Grammar Rules: How to Sound Smarter

Think you know how to talk real good? Test yourself: These grammar rules will surprise even the experts.

By Paul Silverman and Sarah Wharton from Reader's Digest Magazine


You might say: exuberant
You might mean: exorbitant
Why: While both mean “extreme,” the terms are often confused in relation to money. Exuberant refers to unrestrained enthusiasm or flamboyance; exorbitant means “exceeding an appropriate amount.” Another way to look at it: Exuberant use of a credit card leads to an exorbitant bill down the road.

You might say: come
You might mean: go
Why: Come refers to movement toward the speaker (Henri says, “Come to Paris!”); go denotes the opposite (After you’ve stayed two months, Henri says, “You should go”).
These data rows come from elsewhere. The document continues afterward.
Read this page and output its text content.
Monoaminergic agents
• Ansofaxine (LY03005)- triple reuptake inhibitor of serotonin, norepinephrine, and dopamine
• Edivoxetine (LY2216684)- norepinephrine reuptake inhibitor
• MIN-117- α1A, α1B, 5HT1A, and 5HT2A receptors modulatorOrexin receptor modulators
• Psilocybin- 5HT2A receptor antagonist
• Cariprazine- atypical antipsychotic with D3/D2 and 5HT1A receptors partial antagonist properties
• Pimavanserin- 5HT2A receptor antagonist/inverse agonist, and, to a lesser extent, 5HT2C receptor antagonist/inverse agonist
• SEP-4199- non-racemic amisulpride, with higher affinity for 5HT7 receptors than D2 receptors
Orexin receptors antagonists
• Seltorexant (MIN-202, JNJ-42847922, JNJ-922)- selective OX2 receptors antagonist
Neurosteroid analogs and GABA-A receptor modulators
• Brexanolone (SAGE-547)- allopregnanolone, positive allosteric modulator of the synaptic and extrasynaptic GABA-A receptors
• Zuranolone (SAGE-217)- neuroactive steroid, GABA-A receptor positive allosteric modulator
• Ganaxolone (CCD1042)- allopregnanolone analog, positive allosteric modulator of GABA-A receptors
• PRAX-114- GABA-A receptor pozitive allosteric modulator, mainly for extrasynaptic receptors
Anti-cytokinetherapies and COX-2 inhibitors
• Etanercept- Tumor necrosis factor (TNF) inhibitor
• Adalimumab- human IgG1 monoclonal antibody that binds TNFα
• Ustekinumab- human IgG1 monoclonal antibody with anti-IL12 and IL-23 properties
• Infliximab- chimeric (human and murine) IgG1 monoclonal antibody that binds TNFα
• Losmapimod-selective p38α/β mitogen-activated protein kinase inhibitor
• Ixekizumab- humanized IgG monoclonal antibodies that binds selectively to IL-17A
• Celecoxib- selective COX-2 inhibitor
But idiomatic use sometimes clouds this rule, as “I’ll come over” is more comprehensible than “I’ll go over.”

You might say: jealous
You might mean: envious
Why: Great grammarian Bryan Garner reminds us that “jealousy connotes feelings of resentment toward another, particularly in matters relating to an intimate relationship,” while “envy refers to covetousness of another’s advantages, possessions, or abilities.” So your ex is jealous of your new boyfriend but envious of your ability to use these two terms correctly.